In conversation, McQueen has the unnerving capacity to cut through the bullshit, recontextualising his work as he goes, and seeing it in new ways. He is a very reactive artist. Rather than having long-term strategies or a fixed sense of how to work or what to do next, his art is borne of reactions; specific situations tell him what to do and how to work. Turner prize winner, war artist and director of the prize-winning films Hunger and Shame, McQueen is currently in the final stages of a big-budget Hollywood movie, Twelve Years a Slave, starring Brad Pitt, Michael Fassbender and Quvenzhané Wallis. Looking at his work is a complex business.
Steve McQueen, Deadpan
Deadpan: McQueen’s 1997 video depicts a house falling down around him. Photograph: Marian Goodman Gallery and Thomas Dane Gallery Steve McQueen
The Schaulager exhibition fills two floors of a building designed by Basel architects Herzog & De Meuron with what the organisers describe as a “city of cinemas”. But this is no multiplex; it is a space of confrontations.
The noise of a helicopter fills the first room. Its juddering din stops you in your tracks, an almost physical assault that crowds out thought. The helicopter is an eye, rising and turning about the Statue of Liberty. You can see tiny people staring out from the arches in the crown on the statue’s head. The noise dies away, and I have the sudden illusion that the focus is clearer, the statue more present in the silence.
McQueen never lets you forget that you are a body in space, too. Static, projected on a double-sided screen, has a room of its own. But as the camera circumnavigates the statue, we see other things turning on the other side of some glass doors in the next gallery.
For McQueen, film is about more than the visible. Is this the reason he filmed Charlotte Rampling’s eye, in close-up, his finger prodding around it with a delicacy that’s almost shockingly intrusive? There are moments throughout that hinge on violence and intimacy, brutality and tenderness, bare animal facts. Often, there is a sense of disclosure – and you never forget that you are seeing through the camera’s dispassionate eye. Sometimes I feel like a voyeur. At one point in the early film Five Easy Pieces, McQueen urinates and spits at the lens. He knows we are there.

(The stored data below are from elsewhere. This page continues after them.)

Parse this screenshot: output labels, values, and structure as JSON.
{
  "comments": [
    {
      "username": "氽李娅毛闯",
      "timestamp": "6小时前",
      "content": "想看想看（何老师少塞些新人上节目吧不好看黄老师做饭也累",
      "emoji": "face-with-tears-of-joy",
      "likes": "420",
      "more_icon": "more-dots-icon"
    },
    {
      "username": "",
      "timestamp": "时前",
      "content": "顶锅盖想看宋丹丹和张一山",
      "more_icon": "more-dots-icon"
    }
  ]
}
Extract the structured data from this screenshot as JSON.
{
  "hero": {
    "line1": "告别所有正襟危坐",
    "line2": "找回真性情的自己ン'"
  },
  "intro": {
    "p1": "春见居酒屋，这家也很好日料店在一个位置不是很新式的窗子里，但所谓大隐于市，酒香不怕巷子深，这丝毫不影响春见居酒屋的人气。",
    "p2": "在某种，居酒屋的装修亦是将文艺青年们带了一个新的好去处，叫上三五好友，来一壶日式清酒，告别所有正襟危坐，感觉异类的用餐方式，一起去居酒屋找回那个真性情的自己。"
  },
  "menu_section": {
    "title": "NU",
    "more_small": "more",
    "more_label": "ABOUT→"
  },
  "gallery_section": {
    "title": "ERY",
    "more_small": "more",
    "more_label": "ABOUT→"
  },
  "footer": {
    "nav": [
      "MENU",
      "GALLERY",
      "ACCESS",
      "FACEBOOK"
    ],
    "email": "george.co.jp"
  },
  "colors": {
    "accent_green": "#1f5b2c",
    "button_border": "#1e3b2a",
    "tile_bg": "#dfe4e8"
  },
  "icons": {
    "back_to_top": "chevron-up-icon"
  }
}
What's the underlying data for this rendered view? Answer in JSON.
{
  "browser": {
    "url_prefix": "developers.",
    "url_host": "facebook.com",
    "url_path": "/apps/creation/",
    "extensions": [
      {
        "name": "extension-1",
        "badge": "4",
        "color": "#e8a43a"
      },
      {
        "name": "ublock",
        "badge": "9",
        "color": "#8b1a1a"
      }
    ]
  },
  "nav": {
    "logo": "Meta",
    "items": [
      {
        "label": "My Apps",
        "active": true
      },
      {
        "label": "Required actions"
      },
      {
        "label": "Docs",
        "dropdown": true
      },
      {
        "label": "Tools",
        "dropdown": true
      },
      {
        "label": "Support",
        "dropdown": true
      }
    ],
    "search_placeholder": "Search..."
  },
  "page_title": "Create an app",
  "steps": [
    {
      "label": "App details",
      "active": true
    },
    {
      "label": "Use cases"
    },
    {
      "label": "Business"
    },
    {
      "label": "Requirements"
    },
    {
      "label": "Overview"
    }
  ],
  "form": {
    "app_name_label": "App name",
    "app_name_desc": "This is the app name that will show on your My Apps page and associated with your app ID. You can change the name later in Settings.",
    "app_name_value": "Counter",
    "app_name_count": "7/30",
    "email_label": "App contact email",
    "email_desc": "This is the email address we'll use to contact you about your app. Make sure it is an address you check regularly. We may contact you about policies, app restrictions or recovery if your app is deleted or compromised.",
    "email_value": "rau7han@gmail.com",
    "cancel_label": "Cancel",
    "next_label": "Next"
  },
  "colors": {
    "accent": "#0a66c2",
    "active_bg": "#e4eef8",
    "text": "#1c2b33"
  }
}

The city of cinemas is really a labyrinth. I’m led by excitement, expectation and trepidation. You don’t know who or what you’ll find in there: men cruising and kissing in Venice’s Giardini in the dark. South African miners far underground, digging for gold in deplorable conditions. People armed with nothing more than a spade, who have given up everything to pan for the mineral coltan in Congo, which feeds the mobile phone and laptop industry in the west. A dead horse, immobile in the waving grass. McQueen’s cousin Marcus, talking about how he accidentally shot and killed his own brother, the camera’s view fixed on the back of Marcus’s static head, as if he himself were laying on the slab.
Moving from colour to black and white, noise to silence, the present to the past and back again, McQueen’s exhibition is filled with disjunctions, echoes and difficulties. Difficulties can also be pleasures. The disjunctions in his work, the surprises and disorientations – references to structuralist film-making, queer cinema and black radical film; nods to Jean Luc Godard, Gillo Pontecorvo, Yasujiro Ozu and Jean Vigo among others; a fascination with the aftermath of empire and colonialism, sexuality and questions of race – have all given us a body of work as rich and complex as any artist’s or film-maker’s. The works that might be regarded as mainstream movies continue his work by other means.
Steve McQueen, Bear, 1993, video still
Bear: McQueen’s 1993 work features the artist wrestling another man. Photograph: Marian Goodman Gallery and Thomas Dane Gallery Steve McQueen/Marian Goodman Gallery, New York/Paris and Thomas Dane Gallery, London/PR
The intense physicality of his films is striking – whether he’s filming himself wrestling another black man in Bear or, in recent work End Credits (2012), filling a screen with the scrolled-through documentation of the FBI’s decades-long surveillance and harassment of the actor, singer and civil rights activist Paul Robeson. All we see are dirty photocopies of old documents, with their hastily scribbled side-notes and blacked-out redactions, constantly scrolling down the screen a little too fast for us to keep up. The effect is like drowning. The FBI’s relentless judgmental narrative of Robeson’s every move, made worse by the calm voiceover that reads extracts in a measured voice, is a chilling record of the exercise of power, and Robeson’s equally concerted effort to fight against it. The dynamic is palpable, almost physically present.
This feel for the textures and materiality of the world runs right through McQueen’s work. I think of the floor-mopping scene in the H-Block prison corridor in Hunger, our intense proximity to a couple having sex against a plate-glass window in Shame, and the way his super-8 camera delves into a hole left by an unexploded bomb as it buried itself in a building in Basra in Unexploded. There is a sense of the larger story, the before and after of each moment, even in his most physical films. And however concrete his subject, there is always a feeling of ambiguity – that what he describes is open to multiple readings.
McQueen’s sense of atmosphere is even embedded in the texture of film itself. The graininess of the footage shot in the underground world in Western Deep heightens the sense of crepuscular light. The fug of skunk and Tricky’s asthmatic rasp as he records the song Girls in Girls (Tricky), a film shot in a claustrophobic recording studio and projected in an even more claustrophobic cube at Schaulager, all give the sense that you are as much inside McQueen’s films as watching them. He messes with our sense of autonomy and distance. He seduces and shoves us away, and compromises our position as spectators. Leaving a West End cinema in 2011 after watching Hunger, I had to wade through the buckets of uneaten popcorn that littered the cinema. You wouldn’t take someone to see Shame on a first date.
McQueen’s career now spans 20 years. There is a gathering feeling that everything he has to say is everywhere, all at once, throughout his work, and that his subject is the irreducible fact of being in the world, and our eventual leaving of it the only way out of its complexity. The complications themselves are the only story there is, and the telling of it is never done.